Esses fatores, combinados com a inflação oficial medida pelo IPCA (Índice de Preços ao Consumidor Amplo) até fevereiro/março de 2026, serão usados para definir o teto máximo do reajuste permitido.

O reajuste não é automático para todos os produtos. Estimativas dos medicamentos de nível 1, que enfrentam maior concorrência, deve ser ajustado em até 4,6%. Os que possuem com concorrência intermediária, classificados em nível 2, a previsão de aumento fica em torno de 3,25%. Os produtos de nível 2 são os mais numerosos.

Já os de nível 3, que possuem menor concorrência, terão aumento máximo estimado em até 1,9%. Cada fabricante e cada rede de farmácias decide se repassa o reajuste completo ou parcialmente ao consumidor final. A regra vale para quase todos os produtos, exceto os fitoterápicos, remédios homeopáticos e isentos de prescrição com alto índice de concorrência.

Para Mateus Amâncio, secretário executivo da CMED, “É comum que o consumidor encontre medicamentos com descontos sobre o valor do preço máximo”. E para ele o teto de preços impede aumentos excessivos.

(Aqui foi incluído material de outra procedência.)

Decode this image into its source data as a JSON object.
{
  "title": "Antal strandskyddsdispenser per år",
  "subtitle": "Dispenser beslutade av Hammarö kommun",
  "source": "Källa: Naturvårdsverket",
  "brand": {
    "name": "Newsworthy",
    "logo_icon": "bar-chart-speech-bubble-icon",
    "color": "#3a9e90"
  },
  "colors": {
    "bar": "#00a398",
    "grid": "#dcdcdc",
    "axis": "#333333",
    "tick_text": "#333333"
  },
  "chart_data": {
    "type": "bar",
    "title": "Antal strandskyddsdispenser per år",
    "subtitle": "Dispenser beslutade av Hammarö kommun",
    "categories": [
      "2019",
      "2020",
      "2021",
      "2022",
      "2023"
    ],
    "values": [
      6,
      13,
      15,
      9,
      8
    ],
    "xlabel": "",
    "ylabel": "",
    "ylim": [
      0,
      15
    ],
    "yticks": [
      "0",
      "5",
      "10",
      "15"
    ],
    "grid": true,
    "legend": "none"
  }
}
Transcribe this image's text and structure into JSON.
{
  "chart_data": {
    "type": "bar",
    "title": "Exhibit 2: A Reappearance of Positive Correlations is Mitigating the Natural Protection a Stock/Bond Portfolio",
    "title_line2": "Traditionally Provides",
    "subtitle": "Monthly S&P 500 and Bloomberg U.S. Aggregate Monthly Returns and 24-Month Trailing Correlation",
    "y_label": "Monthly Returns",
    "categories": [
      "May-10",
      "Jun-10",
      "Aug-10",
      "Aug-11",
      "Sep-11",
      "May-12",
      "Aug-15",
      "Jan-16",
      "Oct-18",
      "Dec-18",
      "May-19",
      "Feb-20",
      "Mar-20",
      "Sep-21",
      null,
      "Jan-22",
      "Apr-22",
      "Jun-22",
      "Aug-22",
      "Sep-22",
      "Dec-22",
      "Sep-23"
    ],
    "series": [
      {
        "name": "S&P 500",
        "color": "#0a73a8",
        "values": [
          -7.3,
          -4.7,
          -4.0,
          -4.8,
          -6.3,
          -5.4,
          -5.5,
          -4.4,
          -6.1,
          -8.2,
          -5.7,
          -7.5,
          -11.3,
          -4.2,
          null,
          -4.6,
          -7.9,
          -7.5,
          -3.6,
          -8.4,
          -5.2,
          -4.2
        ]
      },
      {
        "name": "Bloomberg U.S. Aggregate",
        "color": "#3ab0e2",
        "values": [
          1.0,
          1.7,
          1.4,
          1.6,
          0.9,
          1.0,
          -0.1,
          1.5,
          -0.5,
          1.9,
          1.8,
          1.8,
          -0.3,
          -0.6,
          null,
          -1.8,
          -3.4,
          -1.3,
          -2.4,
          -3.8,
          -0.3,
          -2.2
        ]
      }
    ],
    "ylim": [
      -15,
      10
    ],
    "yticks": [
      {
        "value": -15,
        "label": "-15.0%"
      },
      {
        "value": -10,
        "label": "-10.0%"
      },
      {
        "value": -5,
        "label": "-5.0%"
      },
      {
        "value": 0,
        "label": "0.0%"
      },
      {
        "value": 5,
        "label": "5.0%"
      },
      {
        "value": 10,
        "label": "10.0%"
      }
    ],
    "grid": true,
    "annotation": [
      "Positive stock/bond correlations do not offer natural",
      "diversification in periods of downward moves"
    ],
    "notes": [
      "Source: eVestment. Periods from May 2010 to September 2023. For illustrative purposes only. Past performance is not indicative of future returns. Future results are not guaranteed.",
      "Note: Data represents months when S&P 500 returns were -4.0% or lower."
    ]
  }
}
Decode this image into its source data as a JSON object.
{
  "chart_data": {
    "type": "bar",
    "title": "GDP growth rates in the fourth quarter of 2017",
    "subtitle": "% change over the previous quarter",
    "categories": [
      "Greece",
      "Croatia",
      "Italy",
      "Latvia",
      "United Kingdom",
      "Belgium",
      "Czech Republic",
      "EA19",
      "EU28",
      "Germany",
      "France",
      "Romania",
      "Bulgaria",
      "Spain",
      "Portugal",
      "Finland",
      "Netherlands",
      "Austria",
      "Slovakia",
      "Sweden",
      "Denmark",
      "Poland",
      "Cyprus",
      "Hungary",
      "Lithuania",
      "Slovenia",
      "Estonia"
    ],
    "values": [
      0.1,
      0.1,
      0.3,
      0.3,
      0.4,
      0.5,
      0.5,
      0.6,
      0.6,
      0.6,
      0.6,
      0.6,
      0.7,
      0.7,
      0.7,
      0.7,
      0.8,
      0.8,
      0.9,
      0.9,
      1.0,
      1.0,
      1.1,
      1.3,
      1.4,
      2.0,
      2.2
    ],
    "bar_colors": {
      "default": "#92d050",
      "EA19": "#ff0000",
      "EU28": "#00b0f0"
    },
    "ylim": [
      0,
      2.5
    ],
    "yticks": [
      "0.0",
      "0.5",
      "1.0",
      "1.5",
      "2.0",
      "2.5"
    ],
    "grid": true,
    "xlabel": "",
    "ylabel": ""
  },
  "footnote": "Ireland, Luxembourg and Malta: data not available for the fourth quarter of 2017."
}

O reajuste nos preços dos medicamentos em 2026 será moderado, om base em uma série de fatores técnicos definidos pela CMED, e limites que tendem a estar abaixo de alguns reajustes históricos. Apesar disso, a medida busca equilibrar a necessidade de manter a indústria farmacêutica sustentável com a de proteger o consumidor de aumentos excessivos.